No obstante, la malicia de los extranjeros, harto acostumbrados á ver traiciones en sus magnates, vendidos casi siempre por dinero á los intereses de otras naciones, dió por indudable el propósito; y el odio de algunos napolitanos descontentos, el clero, la nobleza y la magistratura, principalmente, acogió apresuradamente la sospecha y fulminó la acusación. Reunidos en un propósito los descontentos, y contando con pretexto tan plausible, escribieron al cardenal D. Gaspar de Borja, que estaba en Roma y era de las personas en quien más confianza depositaba la Corte de España, rogándole que viniese con sigilo á apoderarse del mando, so pena de perderse el reino. Vino el de Borja, y fué de tal manera que no lo advirtió el duque de Osuna hasta que estaba dentro de los castillos de Nápoles. Pusiéronse al punto de parte del recién venido todos los nobles con sus gentes, los tribunales y clero, con sus familiares y allegados, mas el pueblo permaneció fiel al Virrey. Hubiera podido empeñarse una batalla de éxito, harto dudosa y quizás funesta á los conjurados, si el Duque no se resignara á dejar el mando y tornar á España. Prueba en su notorio valor y soberbia, de singular patriotismo, y bastante para poner en duda la acusación que se le hacía, si ya no fuera para calificarla de injusta. En tanto Saboya y Venecia, particularmente la última, celebraron el suceso con demostraciones de triunfo, indicio también no poco importante para sospechar de dónde pudo venir la acusación contra Osuna.
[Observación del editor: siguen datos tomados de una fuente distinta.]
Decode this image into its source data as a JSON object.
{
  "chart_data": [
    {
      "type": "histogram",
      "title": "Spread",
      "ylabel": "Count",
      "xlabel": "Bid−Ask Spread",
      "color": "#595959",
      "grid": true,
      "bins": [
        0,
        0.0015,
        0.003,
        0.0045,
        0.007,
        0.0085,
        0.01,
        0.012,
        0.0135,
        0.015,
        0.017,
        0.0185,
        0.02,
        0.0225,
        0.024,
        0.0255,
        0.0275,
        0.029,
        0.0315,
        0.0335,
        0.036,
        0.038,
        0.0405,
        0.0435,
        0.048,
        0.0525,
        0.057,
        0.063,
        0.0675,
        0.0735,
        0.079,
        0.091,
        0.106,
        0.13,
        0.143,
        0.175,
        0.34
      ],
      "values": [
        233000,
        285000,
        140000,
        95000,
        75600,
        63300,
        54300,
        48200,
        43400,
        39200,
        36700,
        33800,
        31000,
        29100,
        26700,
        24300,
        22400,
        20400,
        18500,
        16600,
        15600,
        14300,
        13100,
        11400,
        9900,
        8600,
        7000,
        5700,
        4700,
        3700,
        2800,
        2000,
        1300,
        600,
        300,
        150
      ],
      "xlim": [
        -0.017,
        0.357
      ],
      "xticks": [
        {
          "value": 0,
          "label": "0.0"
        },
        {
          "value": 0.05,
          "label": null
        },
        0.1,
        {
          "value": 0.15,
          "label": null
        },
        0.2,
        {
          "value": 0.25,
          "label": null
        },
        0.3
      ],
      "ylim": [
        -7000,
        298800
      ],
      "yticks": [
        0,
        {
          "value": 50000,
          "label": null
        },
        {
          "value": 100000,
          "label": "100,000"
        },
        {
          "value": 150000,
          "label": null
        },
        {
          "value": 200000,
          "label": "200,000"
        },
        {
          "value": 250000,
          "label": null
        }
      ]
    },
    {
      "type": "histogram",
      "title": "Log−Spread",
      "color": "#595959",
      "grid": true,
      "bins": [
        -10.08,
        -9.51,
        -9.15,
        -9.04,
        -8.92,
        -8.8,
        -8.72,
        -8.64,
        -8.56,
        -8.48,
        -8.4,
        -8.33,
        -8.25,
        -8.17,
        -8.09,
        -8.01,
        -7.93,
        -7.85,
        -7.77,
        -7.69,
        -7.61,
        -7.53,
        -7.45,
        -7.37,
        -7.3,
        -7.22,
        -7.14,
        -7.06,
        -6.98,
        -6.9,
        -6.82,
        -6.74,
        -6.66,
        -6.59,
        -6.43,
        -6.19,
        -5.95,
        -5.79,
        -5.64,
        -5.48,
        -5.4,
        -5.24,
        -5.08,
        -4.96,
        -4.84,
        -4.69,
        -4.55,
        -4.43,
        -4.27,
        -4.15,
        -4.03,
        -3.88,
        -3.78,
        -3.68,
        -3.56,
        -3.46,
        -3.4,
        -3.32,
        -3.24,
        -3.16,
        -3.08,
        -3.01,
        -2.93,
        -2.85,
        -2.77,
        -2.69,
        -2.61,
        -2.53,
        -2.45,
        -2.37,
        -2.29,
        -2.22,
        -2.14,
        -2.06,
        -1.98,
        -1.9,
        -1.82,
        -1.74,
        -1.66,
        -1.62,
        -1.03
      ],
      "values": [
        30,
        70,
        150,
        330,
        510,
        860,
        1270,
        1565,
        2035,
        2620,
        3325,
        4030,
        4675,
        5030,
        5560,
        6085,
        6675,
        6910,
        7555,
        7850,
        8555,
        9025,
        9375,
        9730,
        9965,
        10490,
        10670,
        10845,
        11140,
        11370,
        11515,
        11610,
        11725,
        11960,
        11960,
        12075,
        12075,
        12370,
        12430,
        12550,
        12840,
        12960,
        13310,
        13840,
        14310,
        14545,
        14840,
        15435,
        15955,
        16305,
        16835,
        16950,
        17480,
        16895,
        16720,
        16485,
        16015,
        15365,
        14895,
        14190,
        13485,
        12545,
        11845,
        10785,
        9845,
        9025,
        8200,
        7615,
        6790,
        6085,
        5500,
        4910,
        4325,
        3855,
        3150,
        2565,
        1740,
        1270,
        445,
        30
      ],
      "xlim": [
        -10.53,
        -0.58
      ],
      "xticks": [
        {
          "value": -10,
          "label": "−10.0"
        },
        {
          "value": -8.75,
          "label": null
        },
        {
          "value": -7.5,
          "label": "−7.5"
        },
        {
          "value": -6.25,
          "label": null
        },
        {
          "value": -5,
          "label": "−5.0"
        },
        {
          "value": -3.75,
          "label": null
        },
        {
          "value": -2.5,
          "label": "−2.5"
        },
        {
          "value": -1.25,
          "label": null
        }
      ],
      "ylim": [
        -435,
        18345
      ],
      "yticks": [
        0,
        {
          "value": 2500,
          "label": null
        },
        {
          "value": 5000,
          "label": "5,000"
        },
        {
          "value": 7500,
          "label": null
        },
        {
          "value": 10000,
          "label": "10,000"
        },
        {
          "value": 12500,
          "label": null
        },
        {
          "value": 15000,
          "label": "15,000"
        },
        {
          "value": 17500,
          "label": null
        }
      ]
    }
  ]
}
Mas ya es razón de que, dejadas las cosas que pasaban por fuera de España, veamos las que por dentro acontecían al propio tiempo. El duque de Lerma, que desde antes de comenzar á reinar Felipe III fué su consejero y el árbitro de sus determinaciones, había continuado muchos años con el propio favor. Así todas las veces que hemos hablado hasta aquí de los intentos de la Corte y del gobierno de España, debe entenderse de los del duque de Lerma. No había mejorado de condición y de conducta el favorito por virtud de los años; antes á medida que ellos pasaban, iba aumentándose su codicia y su despilfarro, y ofreciendo mayores pruebas de ineptitud. Enriquecióse con los despojos de los moriscos y otros arbitrios, á punto de poder gastar cuatrocientos mil ducados en las fiestas que se celebraron por el doble matrimonio del Príncipe y de la Infanta de España, y de dedicar más de un millón á obras pías. Sólo en donaciones adquirió más de cuarenta y cuatro millones de ducados, según sus contemporáneos, aunque la cantidad es tal que pudiera pasar por increíble. Contemporáneamente llegaba la Hacienda á tal extremo de penuria, que no pudiera concebirlo la mente si no hubiera sido mayor todavía en los siguientes reinados. Las rentas estaban empeñadas por la mitad de su valor y debíanse crecidas cantidades á usureros genoveses y de otras naciones, que consumían con los intereses que sacaban del Estado el resto de ellas. Las plazas fuertes se mostraban, por consecuencia, desmanteladas; los ejércitos, mal pagados y descontentos; no se reponían los arsenales; no se conservaba la marina; no podía emprenderse obra alguna de interés público. El Duque ni se atrevía á aconsejar al Rey que impusiese nuevos tributos, ni quería tampoco aminorar los gastos del Estado. En 1617 dieron las Cortes de Castilla los ordinarios diez y ocho millones, en nueve años, á dos cada uno, sin que por eso se viese más desahogo en la Hacienda.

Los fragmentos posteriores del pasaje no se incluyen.